その格子を両手で掴み、場繋ぎの王は吠えた。
「中に決まっておるであろう~!馬鹿を言うでない!」
「お前には聞いとらん!私はニジェに聞いとるんじゃ!この薄抜けジジイ!」
『どうするかなぁ、、ファル様が言うには、一応今だけ王みたいだしなぁ、、』
「ニジェ!何を考える必要がある!砦の中に決まっておるであろうが!壁の中じゃ!」
『、、、あ~。』
「一人だけ茅の外では、、、寂しいわい、、」
『では、コリ様にお任せします!』
「ダメだ!ダメだ!ニジェ!お前が指示をしろ! コリなんぞに任せたら、壁の外だぁ~。」
「なんぞ、、ん?今何て言った? 「コリなんぞ」、、、はい!城壁の外に決定!!」
「はぁ~?」
「では、ニジェ殿。この檻を避けて壁を作って参りま~すッ!」
『好きなようにやってくれ!』
「お前ら、、、」
ーーーーーー
「で、ニジェ。ギザは何をやっておるのだい?昨日まであんなに泥と戯れておったのに。」
『ムル殿。ギザは器用であり天才気質。俺がちょいと頼みごとをしまして、葦の葉で。』
「葦で何を?」
『出来た折りには、ムル殿に御祈祷を願いたい。」
「祈祷?」
『はい、魂を入れて頂きたい。』
ーーーーーーーーーーー
淡いピンクに染まった城壁の上の細く長いテラスには、朝と夜と問わず無数の野鳥たちが集った。
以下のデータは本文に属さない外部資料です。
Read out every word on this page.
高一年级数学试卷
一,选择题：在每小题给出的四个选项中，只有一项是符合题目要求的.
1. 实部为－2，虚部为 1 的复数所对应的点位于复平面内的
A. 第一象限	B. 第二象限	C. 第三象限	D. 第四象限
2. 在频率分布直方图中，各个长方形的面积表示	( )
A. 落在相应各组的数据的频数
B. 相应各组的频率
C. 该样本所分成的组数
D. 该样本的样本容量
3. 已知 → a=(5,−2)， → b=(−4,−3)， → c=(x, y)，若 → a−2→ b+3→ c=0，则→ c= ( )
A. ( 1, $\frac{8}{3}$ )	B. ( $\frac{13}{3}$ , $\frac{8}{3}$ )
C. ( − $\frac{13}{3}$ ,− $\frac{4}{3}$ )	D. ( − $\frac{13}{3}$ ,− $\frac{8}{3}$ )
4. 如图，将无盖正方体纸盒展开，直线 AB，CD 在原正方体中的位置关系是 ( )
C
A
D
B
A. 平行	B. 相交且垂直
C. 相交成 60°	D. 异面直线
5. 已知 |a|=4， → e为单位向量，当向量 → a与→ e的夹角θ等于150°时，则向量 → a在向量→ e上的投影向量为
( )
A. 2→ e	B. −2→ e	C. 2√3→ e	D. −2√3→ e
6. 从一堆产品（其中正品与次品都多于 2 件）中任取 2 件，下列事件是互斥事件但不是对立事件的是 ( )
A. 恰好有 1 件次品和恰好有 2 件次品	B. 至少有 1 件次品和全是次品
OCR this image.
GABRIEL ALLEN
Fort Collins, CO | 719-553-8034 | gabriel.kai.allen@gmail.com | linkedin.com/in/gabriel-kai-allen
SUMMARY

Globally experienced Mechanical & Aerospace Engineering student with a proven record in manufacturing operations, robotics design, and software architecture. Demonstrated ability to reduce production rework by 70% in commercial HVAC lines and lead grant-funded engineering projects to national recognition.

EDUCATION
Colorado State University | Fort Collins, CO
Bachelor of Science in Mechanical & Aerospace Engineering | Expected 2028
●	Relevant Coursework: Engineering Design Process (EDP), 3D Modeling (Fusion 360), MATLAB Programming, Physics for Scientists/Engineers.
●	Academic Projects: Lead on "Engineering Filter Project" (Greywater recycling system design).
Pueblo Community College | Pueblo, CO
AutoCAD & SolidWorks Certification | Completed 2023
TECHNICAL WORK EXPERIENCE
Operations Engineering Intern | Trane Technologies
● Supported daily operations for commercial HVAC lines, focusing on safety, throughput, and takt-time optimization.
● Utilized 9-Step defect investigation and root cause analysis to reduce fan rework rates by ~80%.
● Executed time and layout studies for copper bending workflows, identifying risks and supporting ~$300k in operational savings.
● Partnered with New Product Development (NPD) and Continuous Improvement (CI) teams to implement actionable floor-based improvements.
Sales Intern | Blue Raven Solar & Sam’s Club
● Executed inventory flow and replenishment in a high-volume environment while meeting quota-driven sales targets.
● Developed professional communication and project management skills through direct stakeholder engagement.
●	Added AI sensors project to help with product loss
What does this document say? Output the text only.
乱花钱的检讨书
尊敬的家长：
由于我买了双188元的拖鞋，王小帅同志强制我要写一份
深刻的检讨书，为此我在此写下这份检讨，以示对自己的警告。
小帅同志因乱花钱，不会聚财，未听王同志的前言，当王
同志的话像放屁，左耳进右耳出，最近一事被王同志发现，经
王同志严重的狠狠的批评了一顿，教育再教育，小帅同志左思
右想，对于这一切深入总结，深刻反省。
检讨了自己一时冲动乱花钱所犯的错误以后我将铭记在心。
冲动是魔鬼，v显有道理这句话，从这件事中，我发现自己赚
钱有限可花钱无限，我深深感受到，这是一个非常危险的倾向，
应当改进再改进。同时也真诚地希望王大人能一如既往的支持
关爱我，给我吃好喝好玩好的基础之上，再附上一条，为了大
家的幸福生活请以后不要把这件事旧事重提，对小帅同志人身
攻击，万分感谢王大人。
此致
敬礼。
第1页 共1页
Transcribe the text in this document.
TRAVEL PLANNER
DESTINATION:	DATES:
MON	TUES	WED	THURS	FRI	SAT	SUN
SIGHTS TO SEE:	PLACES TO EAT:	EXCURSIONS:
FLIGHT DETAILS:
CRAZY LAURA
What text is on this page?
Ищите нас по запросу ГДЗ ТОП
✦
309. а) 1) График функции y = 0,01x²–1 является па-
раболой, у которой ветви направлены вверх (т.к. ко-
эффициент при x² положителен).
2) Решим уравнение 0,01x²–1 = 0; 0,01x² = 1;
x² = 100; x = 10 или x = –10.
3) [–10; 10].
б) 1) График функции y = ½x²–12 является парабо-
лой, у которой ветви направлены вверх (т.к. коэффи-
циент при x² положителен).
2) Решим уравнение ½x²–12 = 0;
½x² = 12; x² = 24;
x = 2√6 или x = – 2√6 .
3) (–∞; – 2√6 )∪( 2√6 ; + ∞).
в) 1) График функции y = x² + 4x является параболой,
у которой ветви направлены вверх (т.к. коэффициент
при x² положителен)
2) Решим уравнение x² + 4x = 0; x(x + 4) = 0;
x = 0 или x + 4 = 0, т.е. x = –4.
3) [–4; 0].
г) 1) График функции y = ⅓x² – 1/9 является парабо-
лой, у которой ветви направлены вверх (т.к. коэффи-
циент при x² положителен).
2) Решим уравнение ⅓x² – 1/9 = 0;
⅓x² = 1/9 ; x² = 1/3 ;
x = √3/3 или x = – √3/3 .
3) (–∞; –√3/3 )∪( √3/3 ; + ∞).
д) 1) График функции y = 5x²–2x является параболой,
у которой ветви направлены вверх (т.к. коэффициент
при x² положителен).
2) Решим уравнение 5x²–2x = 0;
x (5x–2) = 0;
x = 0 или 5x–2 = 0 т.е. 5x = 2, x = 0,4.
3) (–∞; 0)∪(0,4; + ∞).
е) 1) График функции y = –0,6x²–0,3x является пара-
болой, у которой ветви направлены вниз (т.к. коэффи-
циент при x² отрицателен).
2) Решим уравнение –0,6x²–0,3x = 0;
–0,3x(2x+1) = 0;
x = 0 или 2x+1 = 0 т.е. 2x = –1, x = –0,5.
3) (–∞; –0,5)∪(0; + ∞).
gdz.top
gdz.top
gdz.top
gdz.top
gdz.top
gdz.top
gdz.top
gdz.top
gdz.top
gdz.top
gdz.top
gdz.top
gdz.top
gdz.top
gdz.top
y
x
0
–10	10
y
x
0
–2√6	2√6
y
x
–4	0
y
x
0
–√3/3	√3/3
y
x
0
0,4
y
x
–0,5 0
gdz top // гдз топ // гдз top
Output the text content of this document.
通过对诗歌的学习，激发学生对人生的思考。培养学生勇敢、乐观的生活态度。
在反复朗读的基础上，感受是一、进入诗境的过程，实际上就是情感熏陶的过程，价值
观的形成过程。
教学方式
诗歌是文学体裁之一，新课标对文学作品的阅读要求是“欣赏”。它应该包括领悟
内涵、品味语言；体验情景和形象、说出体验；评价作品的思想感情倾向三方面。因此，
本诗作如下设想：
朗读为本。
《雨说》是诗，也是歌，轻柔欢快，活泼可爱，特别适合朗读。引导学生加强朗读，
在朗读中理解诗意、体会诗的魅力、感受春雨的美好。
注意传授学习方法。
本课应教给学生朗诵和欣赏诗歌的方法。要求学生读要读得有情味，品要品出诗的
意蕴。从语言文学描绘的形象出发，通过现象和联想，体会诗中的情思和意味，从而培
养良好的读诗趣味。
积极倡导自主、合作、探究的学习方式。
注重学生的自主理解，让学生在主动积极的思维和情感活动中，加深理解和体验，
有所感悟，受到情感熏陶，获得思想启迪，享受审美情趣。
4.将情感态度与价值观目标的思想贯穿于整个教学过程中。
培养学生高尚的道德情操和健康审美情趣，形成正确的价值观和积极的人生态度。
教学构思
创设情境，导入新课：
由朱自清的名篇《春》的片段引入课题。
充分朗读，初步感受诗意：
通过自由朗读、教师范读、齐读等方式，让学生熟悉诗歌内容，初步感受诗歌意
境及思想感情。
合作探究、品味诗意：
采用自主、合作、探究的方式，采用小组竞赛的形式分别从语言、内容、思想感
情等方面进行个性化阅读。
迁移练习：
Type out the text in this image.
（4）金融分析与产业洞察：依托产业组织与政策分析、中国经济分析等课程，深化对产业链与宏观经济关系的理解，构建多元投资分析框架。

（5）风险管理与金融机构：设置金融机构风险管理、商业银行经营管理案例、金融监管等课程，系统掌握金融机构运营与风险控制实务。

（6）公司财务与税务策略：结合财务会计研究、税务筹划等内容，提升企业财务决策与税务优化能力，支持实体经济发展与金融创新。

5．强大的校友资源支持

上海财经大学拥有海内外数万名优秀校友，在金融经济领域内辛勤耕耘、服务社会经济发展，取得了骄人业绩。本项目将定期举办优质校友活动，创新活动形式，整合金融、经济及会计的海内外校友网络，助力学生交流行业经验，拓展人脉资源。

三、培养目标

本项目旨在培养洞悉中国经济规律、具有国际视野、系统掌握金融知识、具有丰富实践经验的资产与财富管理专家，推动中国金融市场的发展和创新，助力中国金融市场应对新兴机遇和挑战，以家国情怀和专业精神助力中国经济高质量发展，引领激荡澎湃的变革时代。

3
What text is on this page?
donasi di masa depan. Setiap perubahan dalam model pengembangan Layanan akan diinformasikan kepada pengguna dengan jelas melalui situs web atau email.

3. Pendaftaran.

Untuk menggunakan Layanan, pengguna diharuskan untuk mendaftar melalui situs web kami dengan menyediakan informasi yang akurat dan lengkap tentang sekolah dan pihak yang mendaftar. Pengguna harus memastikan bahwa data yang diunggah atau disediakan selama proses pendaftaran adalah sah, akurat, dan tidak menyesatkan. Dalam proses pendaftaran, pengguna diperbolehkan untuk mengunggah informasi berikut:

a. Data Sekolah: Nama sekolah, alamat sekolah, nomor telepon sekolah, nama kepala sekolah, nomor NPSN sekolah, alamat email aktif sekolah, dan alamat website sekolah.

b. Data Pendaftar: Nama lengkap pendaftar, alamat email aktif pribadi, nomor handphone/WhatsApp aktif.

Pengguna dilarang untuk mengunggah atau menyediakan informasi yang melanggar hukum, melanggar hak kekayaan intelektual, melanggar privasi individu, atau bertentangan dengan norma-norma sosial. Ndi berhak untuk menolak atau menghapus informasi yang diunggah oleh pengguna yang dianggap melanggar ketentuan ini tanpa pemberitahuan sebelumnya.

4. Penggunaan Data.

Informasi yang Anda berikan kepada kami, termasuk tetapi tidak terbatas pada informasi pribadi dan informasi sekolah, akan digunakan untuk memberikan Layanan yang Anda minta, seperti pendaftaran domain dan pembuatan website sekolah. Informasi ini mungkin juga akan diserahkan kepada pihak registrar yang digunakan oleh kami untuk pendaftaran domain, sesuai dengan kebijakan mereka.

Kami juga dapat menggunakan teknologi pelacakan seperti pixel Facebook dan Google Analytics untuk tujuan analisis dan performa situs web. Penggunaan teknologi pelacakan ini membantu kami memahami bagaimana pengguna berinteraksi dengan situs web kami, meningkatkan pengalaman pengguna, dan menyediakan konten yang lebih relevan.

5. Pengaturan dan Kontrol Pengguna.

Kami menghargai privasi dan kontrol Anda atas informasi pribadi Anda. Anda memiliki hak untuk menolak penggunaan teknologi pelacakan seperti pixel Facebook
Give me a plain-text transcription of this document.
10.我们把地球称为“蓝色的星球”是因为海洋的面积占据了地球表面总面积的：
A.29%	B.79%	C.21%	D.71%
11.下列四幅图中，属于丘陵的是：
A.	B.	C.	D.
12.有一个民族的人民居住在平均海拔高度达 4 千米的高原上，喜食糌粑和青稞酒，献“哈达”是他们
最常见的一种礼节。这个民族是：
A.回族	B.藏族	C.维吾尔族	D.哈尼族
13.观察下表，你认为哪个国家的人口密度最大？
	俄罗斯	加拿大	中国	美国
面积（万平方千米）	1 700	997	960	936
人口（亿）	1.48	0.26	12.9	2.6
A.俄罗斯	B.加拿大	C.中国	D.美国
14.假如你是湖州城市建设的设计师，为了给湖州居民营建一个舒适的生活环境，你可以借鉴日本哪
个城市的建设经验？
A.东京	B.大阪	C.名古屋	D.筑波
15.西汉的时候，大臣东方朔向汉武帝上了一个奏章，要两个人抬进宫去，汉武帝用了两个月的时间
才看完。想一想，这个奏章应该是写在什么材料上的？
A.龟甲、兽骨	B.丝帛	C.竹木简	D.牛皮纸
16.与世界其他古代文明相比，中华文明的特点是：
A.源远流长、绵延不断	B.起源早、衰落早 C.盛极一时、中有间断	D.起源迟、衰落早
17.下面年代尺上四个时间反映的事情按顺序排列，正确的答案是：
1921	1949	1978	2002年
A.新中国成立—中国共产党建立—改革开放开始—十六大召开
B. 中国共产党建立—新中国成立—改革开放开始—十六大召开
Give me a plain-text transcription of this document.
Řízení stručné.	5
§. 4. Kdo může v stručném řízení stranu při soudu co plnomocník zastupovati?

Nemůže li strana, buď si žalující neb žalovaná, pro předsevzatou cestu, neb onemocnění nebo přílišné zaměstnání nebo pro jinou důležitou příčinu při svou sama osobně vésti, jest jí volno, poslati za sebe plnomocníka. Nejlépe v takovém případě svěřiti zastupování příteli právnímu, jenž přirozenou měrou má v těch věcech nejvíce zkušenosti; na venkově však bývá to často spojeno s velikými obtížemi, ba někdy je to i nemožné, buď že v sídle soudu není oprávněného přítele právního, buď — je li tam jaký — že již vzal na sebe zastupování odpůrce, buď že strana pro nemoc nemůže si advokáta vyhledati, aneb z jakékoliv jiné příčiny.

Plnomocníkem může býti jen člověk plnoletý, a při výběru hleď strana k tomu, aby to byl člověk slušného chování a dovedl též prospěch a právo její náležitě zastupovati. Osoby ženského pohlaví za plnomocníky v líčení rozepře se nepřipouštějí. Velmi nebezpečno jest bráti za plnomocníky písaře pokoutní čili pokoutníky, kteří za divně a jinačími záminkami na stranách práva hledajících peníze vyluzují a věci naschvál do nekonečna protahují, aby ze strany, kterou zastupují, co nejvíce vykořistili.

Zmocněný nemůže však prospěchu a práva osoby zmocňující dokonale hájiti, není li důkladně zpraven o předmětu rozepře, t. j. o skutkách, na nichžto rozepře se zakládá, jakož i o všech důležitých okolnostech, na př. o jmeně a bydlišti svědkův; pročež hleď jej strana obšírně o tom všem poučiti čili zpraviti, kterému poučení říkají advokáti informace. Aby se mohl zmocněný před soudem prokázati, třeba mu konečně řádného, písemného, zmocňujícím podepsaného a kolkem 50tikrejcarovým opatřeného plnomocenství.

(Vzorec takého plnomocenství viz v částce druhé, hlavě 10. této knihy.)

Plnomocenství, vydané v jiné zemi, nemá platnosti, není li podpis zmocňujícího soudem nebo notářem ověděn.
宮殿をグルリと取り巻いた囀りは、風の音さえも奏に変えた。
その歌を聞いたこの部族のグリオが、時折バラフォンを取り出し、それに合わせる様に唄った。
セセと働く民の力に変えた。
城壁の上を埋め尽くした鳥の糞は、その壁を更に押し固め強固にした。
ーーーーーーー
『いいじゃないかぁ!ギザ。その調子だ。』
「そうかい?こんなもんでいいかい?」
『あ、そこはもう少しギュウと縛らねばならん。』
「こうかい?」
『そうだな。そんなもんで。で、まだまだ完成には時間は掛かるが、出来上がったら今度は大きな葉を採りにゆくぞ。捥ぎ取っても緑色が残るやつがいい。なるべく深い緑の葉だ。』
「枯れにくいやつってことだね?」
『そうだ。そういう事だ。』
「それをこれにペタペタと紡いでいけば、、そうか、たしかにそんなんになる。」
『だろ?』
「けど、こんなにでかくちゃ、ニジェと二人だけでは、、」
『ほ、寂しいかい?』
「そんなんじゃないよ。おいらはディオマンシと違うから。」
『アフィでも呼ぶかい?あの子は不器用だが、一緒にいるだけで楽しい子だ。それとぅ、、、そうだ!ナシャも連れて来よう!』
「なんだ、頼りにならないチビばかりじゃないか。」
『ま、そう照れるなって。ディオマンシとムルでは嫌であろうに。』
「それは、ご遠慮、ご法度、ご苦労様。」
『言葉も良く知っておるわ。ハハッ。」